Monday, 20 January 2025

What kind of man is this!

During the days of Jesus’ life on earth, he offered up prayers and petitions with fervent cries and tears to the one who could save him from death, and he was heard because of his reverent submission. Son though he was, he learned obedience from what he suffered and, once made perfect, he became the source of eternal salvation for all who obey him… Hebrews 5:7-9

In the beginning was the Word, and the Word was with God… The Word became flesh, and made his dwelling among us… John 1:1-14

Very soon after I was ordained to the ministry I tried to help a young woman in the church who suffered from serious depression. I’m afraid I didn’t do her much good, and she understandably turned to another minister for support (a healthy blow to my youthful arrogance!). She later told me that he did indeed say something which helped her: namely, that, in turning to Jesus, she should think of him more as human rather than as divine, as a man rather than as God-in-the-flesh. She was still a very new Christian, and this advice led to her seeing Jesus in a whole new way.

The other minister wasn’t denying that Jesus was divine. Not at all. But he was pointing out a different aspect of the truth, and taking that aspect on board seemed to be a significant stepping stone in the life of that young woman.

As Christians we tend to emphasise, indeed to glory in, the truth that we sometimes call the “incarnation”, the “enfleshment” - that Jesus really is “God-in-the-flesh” – and we gloss over his humanness: that he really was fully human, like you and me, “though without sin” (Hebrews 4:15).

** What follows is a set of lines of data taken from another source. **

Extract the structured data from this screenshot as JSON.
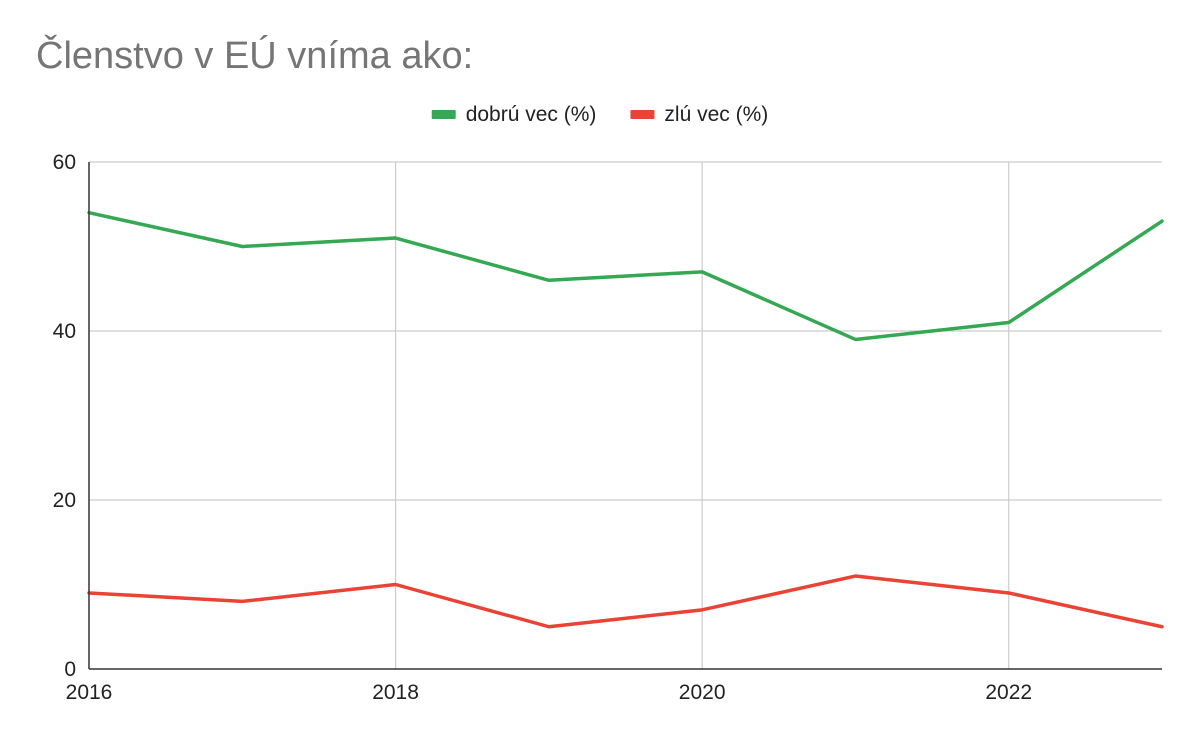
{
  "chart_data": {
    "type": "line",
    "title": "Členstvo v EÚ vníma ako:",
    "xlabel": "",
    "ylabel": "",
    "x": [
      2016,
      2017,
      2018,
      2019,
      2020,
      2021,
      2022,
      2023
    ],
    "x_ticks": [
      "2016",
      "2018",
      "2020",
      "2022"
    ],
    "y_ticks": [
      "0",
      "20",
      "40",
      "60"
    ],
    "xlim": [
      2016,
      2023
    ],
    "ylim": [
      0,
      60
    ],
    "grid": true,
    "legend_position": "top-center",
    "series": [
      {
        "name": "dobrú vec (%)",
        "color": "#34a853",
        "values": [
          54,
          50,
          51,
          46,
          47,
          39,
          41,
          53
        ]
      },
      {
        "name": "zlú vec (%)",
        "color": "#ea4335",
        "values": [
          9,
          8,
          10,
          5,
          7,
          11,
          9,
          5
        ]
      }
    ]
  }
}
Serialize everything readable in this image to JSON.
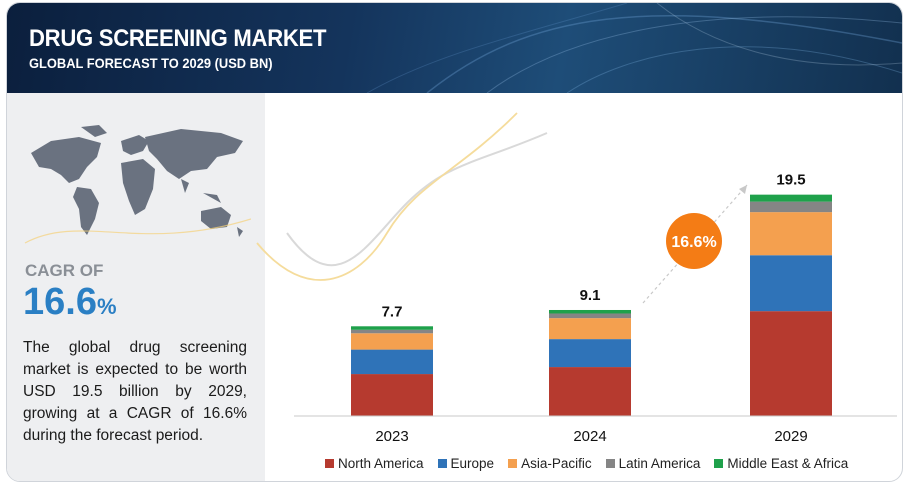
{
  "header": {
    "title": "DRUG SCREENING MARKET",
    "subtitle": "GLOBAL FORECAST TO 2029 (USD BN)"
  },
  "left_panel": {
    "cagr_label": "CAGR OF",
    "cagr_number": "16.6",
    "cagr_percent_sign": "%",
    "description": "The global drug screening market is expected to be worth USD 19.5 billion by 2029, growing at a CAGR of 16.6% during the forecast period."
  },
  "colors": {
    "North America": "#b63a2f",
    "Europe": "#2f73b8",
    "Asia-Pacific": "#f4a04f",
    "Latin America": "#858585",
    "Middle East & Africa": "#1fa14b",
    "cagr_bubble": "#f47c15",
    "cagr_text": "#2a7fc4"
  },
  "chart_data": {
    "type": "bar",
    "stacked": true,
    "categories": [
      "2023",
      "2024",
      "2029"
    ],
    "totals": [
      "7.7",
      "9.1",
      "19.5"
    ],
    "series": [
      {
        "name": "North America",
        "values": [
          3.6,
          4.2,
          9.0
        ]
      },
      {
        "name": "Europe",
        "values": [
          2.1,
          2.4,
          4.8
        ]
      },
      {
        "name": "Asia-Pacific",
        "values": [
          1.4,
          1.8,
          3.7
        ]
      },
      {
        "name": "Latin America",
        "values": [
          0.3,
          0.4,
          0.9
        ]
      },
      {
        "name": "Middle East & Africa",
        "values": [
          0.3,
          0.3,
          0.6
        ]
      }
    ],
    "ylim": [
      0,
      20
    ],
    "cagr_callout": "16.6%",
    "legend_position": "bottom",
    "grid": false
  }
}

Is it time for a re-think?

No books of the New Testament lay a greater stress on Jesus’ superiority over all men and women (not to mention angels) than John’s Gospel (especially chapter 1) and the Letter to the Hebrews. Yet at the same time it is Hebrews that gives us the striking words of chapter 5:7-9, where he is portrayed in unmistakably human terms, and John 4 too shows us him resting and “tired from the journey” when he met the Samaritan woman. He experienced agonies of prayer, “with fervent cries and tears” (can you see him, hear him?). Even more startling, he had to “learn obedience through what he suffered”, and had to be “made perfect” (but wasn’t he already perfect?).

How do verses like those help us? Regarding the young woman, I can’t remember now, some fifty years on. But here are one or two thoughts that I find helpful.

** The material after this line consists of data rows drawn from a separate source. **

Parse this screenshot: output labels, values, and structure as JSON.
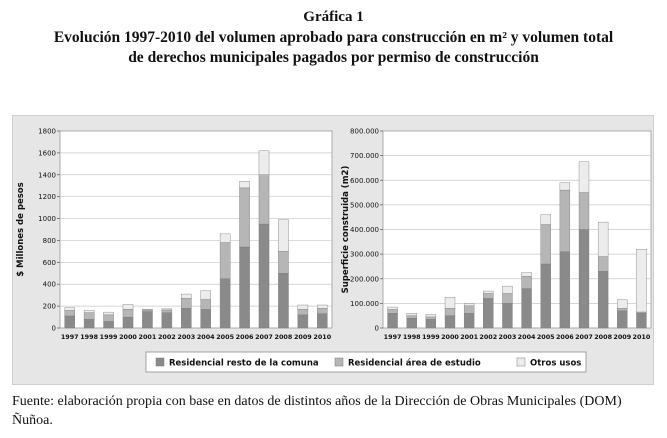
{
  "header": {
    "figure_label": "Gráfica 1",
    "title": "Evolución 1997-2010 del volumen aprobado para construcción en m² y volumen total de derechos municipales pagados por permiso de construcción"
  },
  "source_note": "Fuente: elaboración propia con base en datos de distintos años de la Dirección de Obras Municipales (DOM) Ñuñoa.",
  "colors": {
    "resto": "#8a8a8a",
    "area": "#b6b6b6",
    "otros": "#ececec",
    "panel_bg": "#e6e6e6",
    "grid": "#c8c8c8"
  },
  "chart_data": [
    {
      "type": "bar",
      "stacked": true,
      "ylabel": "$ Millones de pesos",
      "categories": [
        "1997",
        "1998",
        "1999",
        "2000",
        "2001",
        "2002",
        "2003",
        "2004",
        "2005",
        "2006",
        "2007",
        "2008",
        "2009",
        "2010"
      ],
      "ylim": [
        0,
        1800
      ],
      "yticks": [
        "0",
        "200",
        "400",
        "600",
        "800",
        "1000",
        "1200",
        "1400",
        "1600",
        "1800"
      ],
      "grid": true,
      "series": [
        {
          "name": "Residencial resto de la comuna",
          "values": [
            110,
            80,
            60,
            100,
            150,
            140,
            180,
            170,
            450,
            740,
            950,
            500,
            120,
            130
          ]
        },
        {
          "name": "Residencial área de estudio",
          "values": [
            50,
            60,
            60,
            70,
            15,
            25,
            90,
            90,
            330,
            540,
            450,
            200,
            50,
            50
          ]
        },
        {
          "name": "Otros usos",
          "values": [
            25,
            20,
            25,
            45,
            5,
            10,
            40,
            80,
            80,
            60,
            220,
            290,
            40,
            30
          ]
        }
      ]
    },
    {
      "type": "bar",
      "stacked": true,
      "ylabel": "Superficie construida (m2)",
      "categories": [
        "1997",
        "1998",
        "1999",
        "2000",
        "2001",
        "2002",
        "2003",
        "2004",
        "2005",
        "2006",
        "2007",
        "2008",
        "2009",
        "2010"
      ],
      "ylim": [
        0,
        800000
      ],
      "yticks": [
        "0",
        "100.000",
        "200.000",
        "300.000",
        "400.000",
        "500.000",
        "600.000",
        "700.000",
        "800.000"
      ],
      "grid": true,
      "series": [
        {
          "name": "Residencial resto de la comuna",
          "values": [
            60000,
            40000,
            35000,
            50000,
            60000,
            120000,
            100000,
            160000,
            260000,
            310000,
            400000,
            230000,
            70000,
            60000
          ]
        },
        {
          "name": "Residencial área de estudio",
          "values": [
            15000,
            10000,
            10000,
            30000,
            30000,
            20000,
            40000,
            50000,
            160000,
            250000,
            150000,
            60000,
            10000,
            5000
          ]
        },
        {
          "name": "Otros usos",
          "values": [
            10000,
            10000,
            10000,
            45000,
            10000,
            10000,
            30000,
            15000,
            40000,
            30000,
            125000,
            140000,
            35000,
            255000
          ]
        }
      ]
    }
  ],
  "legend": [
    "Residencial resto de la comuna",
    "Residencial área de estudio",
    "Otros usos"
  ]
}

First, such verses, however startling, make Jesus more real for us. We see that, even though fully divine, he needed to grow, learn and endure hard times, just like us (and far, far worse).

The New Testament nowhere gives us a picture of Jesus as, say, a five-year-old boy or, at his synagogue school, playing with his friends in the playground (was he ever naughty, mischievous?). We find it hard to imagine him sitting at his desk frowning with concentration as he learned to read and write (nor, come to that, crying as a baby needing to have his nappy changed.)

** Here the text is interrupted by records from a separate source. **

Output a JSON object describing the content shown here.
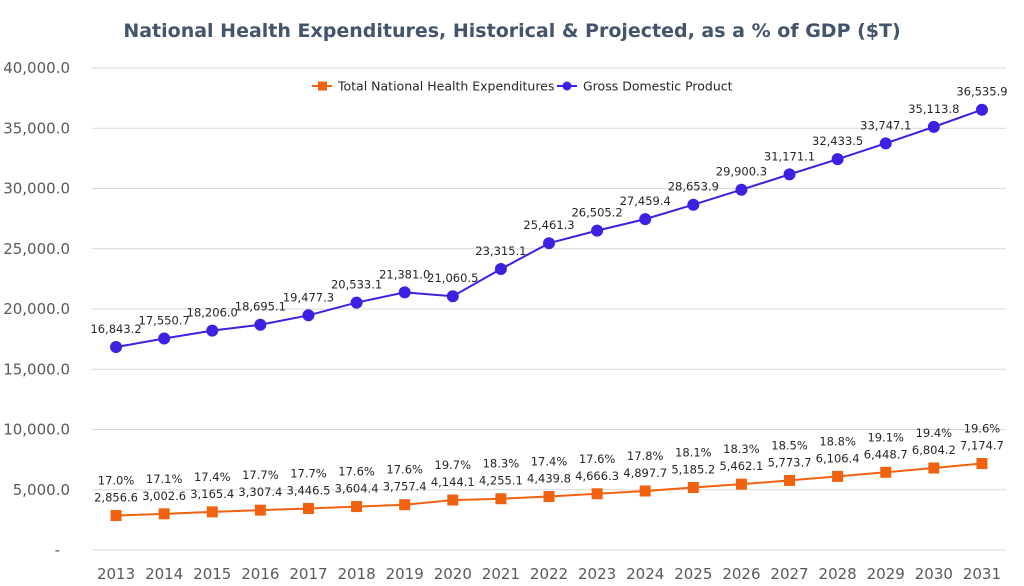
{
  "chart_data": {
    "type": "line",
    "title": "National Health Expenditures, Historical & Projected, as a % of GDP ($T)",
    "xlabel": "",
    "ylabel": "",
    "ylim": [
      0,
      40000
    ],
    "yticks": [
      "-",
      "5,000.0",
      "10,000.0",
      "15,000.0",
      "20,000.0",
      "25,000.0",
      "30,000.0",
      "35,000.0",
      "40,000.0"
    ],
    "grid": true,
    "legend_position": "top-center",
    "categories": [
      "2013",
      "2014",
      "2015",
      "2016",
      "2017",
      "2018",
      "2019",
      "2020",
      "2021",
      "2022",
      "2023",
      "2024",
      "2025",
      "2026",
      "2027",
      "2028",
      "2029",
      "2030",
      "2031"
    ],
    "series": [
      {
        "name": "Total National Health Expenditures",
        "color": "#f0620f",
        "marker": "square",
        "values": [
          2856.6,
          3002.6,
          3165.4,
          3307.4,
          3446.5,
          3604.4,
          3757.4,
          4144.1,
          4255.1,
          4439.8,
          4666.3,
          4897.7,
          5185.2,
          5462.1,
          5773.7,
          6106.4,
          6448.7,
          6804.2,
          7174.7
        ],
        "value_labels": [
          "2,856.6",
          "3,002.6",
          "3,165.4",
          "3,307.4",
          "3,446.5",
          "3,604.4",
          "3,757.4",
          "4,144.1",
          "4,255.1",
          "4,439.8",
          "4,666.3",
          "4,897.7",
          "5,185.2",
          "5,462.1",
          "5,773.7",
          "6,106.4",
          "6,448.7",
          "6,804.2",
          "7,174.7"
        ],
        "pct_labels": [
          "17.0%",
          "17.1%",
          "17.4%",
          "17.7%",
          "17.7%",
          "17.6%",
          "17.6%",
          "19.7%",
          "18.3%",
          "17.4%",
          "17.6%",
          "17.8%",
          "18.1%",
          "18.3%",
          "18.5%",
          "18.8%",
          "19.1%",
          "19.4%",
          "19.6%"
        ]
      },
      {
        "name": "Gross Domestic Product",
        "color": "#3a22e0",
        "marker": "circle",
        "values": [
          16843.2,
          17550.7,
          18206.0,
          18695.1,
          19477.3,
          20533.1,
          21381.0,
          21060.5,
          23315.1,
          25461.3,
          26505.2,
          27459.4,
          28653.9,
          29900.3,
          31171.1,
          32433.5,
          33747.1,
          35113.8,
          36535.9
        ],
        "value_labels": [
          "16,843.2",
          "17,550.7",
          "18,206.0",
          "18,695.1",
          "19,477.3",
          "20,533.1",
          "21,381.0",
          "21,060.5",
          "23,315.1",
          "25,461.3",
          "26,505.2",
          "27,459.4",
          "28,653.9",
          "29,900.3",
          "31,171.1",
          "32,433.5",
          "33,747.1",
          "35,113.8",
          "36,535.9"
        ]
      }
    ],
    "colors": {
      "grid": "#d9d9d9",
      "axis_text": "#595959",
      "title": "#44546a"
    }
  }
}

But these are phases he must have gone through if indeed he was truly human. There’s a tiny glimpse into Jesus’ youth in Luke 2, which tells us exactly that: “Jesus went down to Nazareth with Joseph and Mary and was obedient to them… And Jesus grew in wisdom and stature, and in favour with God and man”.

When Hebrews tells us that he “learned obedience through what he suffered”, that suggests that we too should accept the hard experiences of our lives not as grumble-points but, by God’s grace, as growth-points in our spiritual and moral development. Though he was without sin, it seems that obedience didn’t come naturally or easily to him.

As for being “made perfect”, that can’t mean being perfected in matters of right and wrong, but rather that he had to go through the normal human process of slowly, gradually reaching full manhood, progressing from childhood to adolescence to adulthood – as The Message translation of the Bible puts it, thus arriving at “the full stature of his maturity”. Yes, God in the flesh wasn’t spared the kind of growing-pains we know so well.

Some of those medieval “Madonna and child” paintings you see in art galleries portray the infant Jesus as a little man-baby perched grotesquely on Mary’s knee – a portrayal, surely, far, far removed from the truth. Likewise, I heard a preacher once, speaking about the psalms, make an off-the-cuff remark: “Of course, Jesus would have known all 150 of the psalms off by heart, because he was the Son of God”. No, no! That comment precisely illustrates the kind of misunderstanding that Hebrews 5:7-9 and Luke 2:52 exist to puncture.

Summing it up… Jesus, in his humanity, had to grow and learn, both in the “ordinary” business of everyday life and in the spiritual battle of walking in holiness with his heavenly Father.

And if him, how much more us? As the old hymn puts it, “Jesus knows our every weakness; take it to the Lord in prayer”. He will help us and if, like him, we persevere we too will “grow in favour with God and man”.

I’ve run out of space for my second thought, so I’ll have to do a second instalment. Please join me again next time.

Father, I can’t begin to fathom how the Lord Jesus could possibly be both fully human and fully divine. I simply rejoice that it is so. Lord Jesus, be my comfort, my strength and my hope. Holy Spirit, be my life, my guide and my energy day by day. Amen.